La vicinanza alla Sede di Pietro, come è un titolo di onore, così è una
rinnovantesi fonte di meditazione, un continuo stimolo di cristiana
responsabilità: e Noi siamo certi che voi sapete trarne con la vostra
intelligenza e buona volontà tutte le conclusioni necessarie. Qui il sangue
dell’Apostolo Pietro è sceso dal suo patibolo, irrorando le zolle su cui un
giorno doveva sorgere possente la mole maestosa della Cupola michelangiolesca;
di qui la tradizione del magistero pontificio, fondata su la sua Cattedra di
verità e di amore, ha proclamato e proclama al mondo, in tutta la sua integrità,
adattata ai bisogni dei tempi, la ricchezza del messaggio evangelico; qui
accorrono dai cinque continenti le pie folle pellegrinanti, per venerare il
sepolcro di Pietro, e ascoltarne la voce dell’umile, ma autentico Successore.
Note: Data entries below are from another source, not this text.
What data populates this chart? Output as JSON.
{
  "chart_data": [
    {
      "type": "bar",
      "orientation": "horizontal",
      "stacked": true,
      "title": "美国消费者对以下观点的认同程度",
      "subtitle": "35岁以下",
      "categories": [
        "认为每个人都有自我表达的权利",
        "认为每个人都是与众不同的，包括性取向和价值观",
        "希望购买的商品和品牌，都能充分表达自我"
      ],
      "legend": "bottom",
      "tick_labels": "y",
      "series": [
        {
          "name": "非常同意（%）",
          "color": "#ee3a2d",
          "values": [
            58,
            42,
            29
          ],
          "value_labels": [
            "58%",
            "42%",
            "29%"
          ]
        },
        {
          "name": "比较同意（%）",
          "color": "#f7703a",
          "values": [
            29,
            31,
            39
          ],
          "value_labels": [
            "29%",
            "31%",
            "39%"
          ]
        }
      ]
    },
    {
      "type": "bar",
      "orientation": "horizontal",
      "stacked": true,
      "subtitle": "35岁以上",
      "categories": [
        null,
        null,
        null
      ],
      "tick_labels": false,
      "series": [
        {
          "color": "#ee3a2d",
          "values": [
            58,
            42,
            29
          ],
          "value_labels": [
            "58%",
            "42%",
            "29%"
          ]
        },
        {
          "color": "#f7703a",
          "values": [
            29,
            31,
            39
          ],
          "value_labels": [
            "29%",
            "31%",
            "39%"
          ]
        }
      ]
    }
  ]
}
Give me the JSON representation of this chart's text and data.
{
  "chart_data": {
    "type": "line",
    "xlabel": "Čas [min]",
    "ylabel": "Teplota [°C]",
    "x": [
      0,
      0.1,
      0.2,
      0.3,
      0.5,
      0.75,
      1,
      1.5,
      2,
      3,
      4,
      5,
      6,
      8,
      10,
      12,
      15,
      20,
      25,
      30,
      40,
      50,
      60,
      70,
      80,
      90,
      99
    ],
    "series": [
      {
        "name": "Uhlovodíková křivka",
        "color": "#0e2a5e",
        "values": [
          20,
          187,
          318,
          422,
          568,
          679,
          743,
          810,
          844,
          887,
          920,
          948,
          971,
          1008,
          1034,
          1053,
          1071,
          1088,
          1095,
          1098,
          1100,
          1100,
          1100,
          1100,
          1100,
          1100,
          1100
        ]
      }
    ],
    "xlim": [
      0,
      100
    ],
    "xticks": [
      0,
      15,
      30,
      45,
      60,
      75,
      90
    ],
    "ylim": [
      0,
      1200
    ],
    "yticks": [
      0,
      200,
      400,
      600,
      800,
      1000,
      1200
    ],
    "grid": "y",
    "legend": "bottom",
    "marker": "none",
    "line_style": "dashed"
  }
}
Non si vive a contatto di queste realtà così alte e così grandi, senza subirne
il fascino, senza lasciarsene penetrare fino all’intimo del cuore, in modo che
ne scaturisca la ferma e gioiosa regola di vita, la saldezza dei propositi, il
fervore delle azioni.
Ci dà la grande consolazione, vi assicuriamo, il sapere che presso di Noi ci
sono uomini, che vogliono vivere con virile coerenza le consegne della loro vita
professionale e cristiana: ed amiamo esprimervi la Nostra compiacenza al
riguardo. Al tempo stesso amiamo dirvi che la Nostra preghiera vi segue nel
vostro quotidiano dovere, vi invoca grazie continue di fedeltà, di dedizione, di
letizia, e ricorda con voi le dilettissime famiglie di ciascuno, particolarmente
i piccoli, e i sofferenti. Ed esprimiamo il voto, che, nella consapevolezza del
dovere compiuto, cresca continuamente la messe dei vostri meriti davanti agli
uomini e davanti al Signore, affinché siate «ricolmi di frutti di giustizia per
Gesù Cristo, a lode e gloria di Dio» (Phil. 1, 11).
Pegno e conferma di questi sentimenti vuol essere la particolare Benedizione
Apostolica, che con paterno affetto effondiamo su di voi, e su quanti vi sono
cari, per ottenervi i doni, costanti della celeste protezione.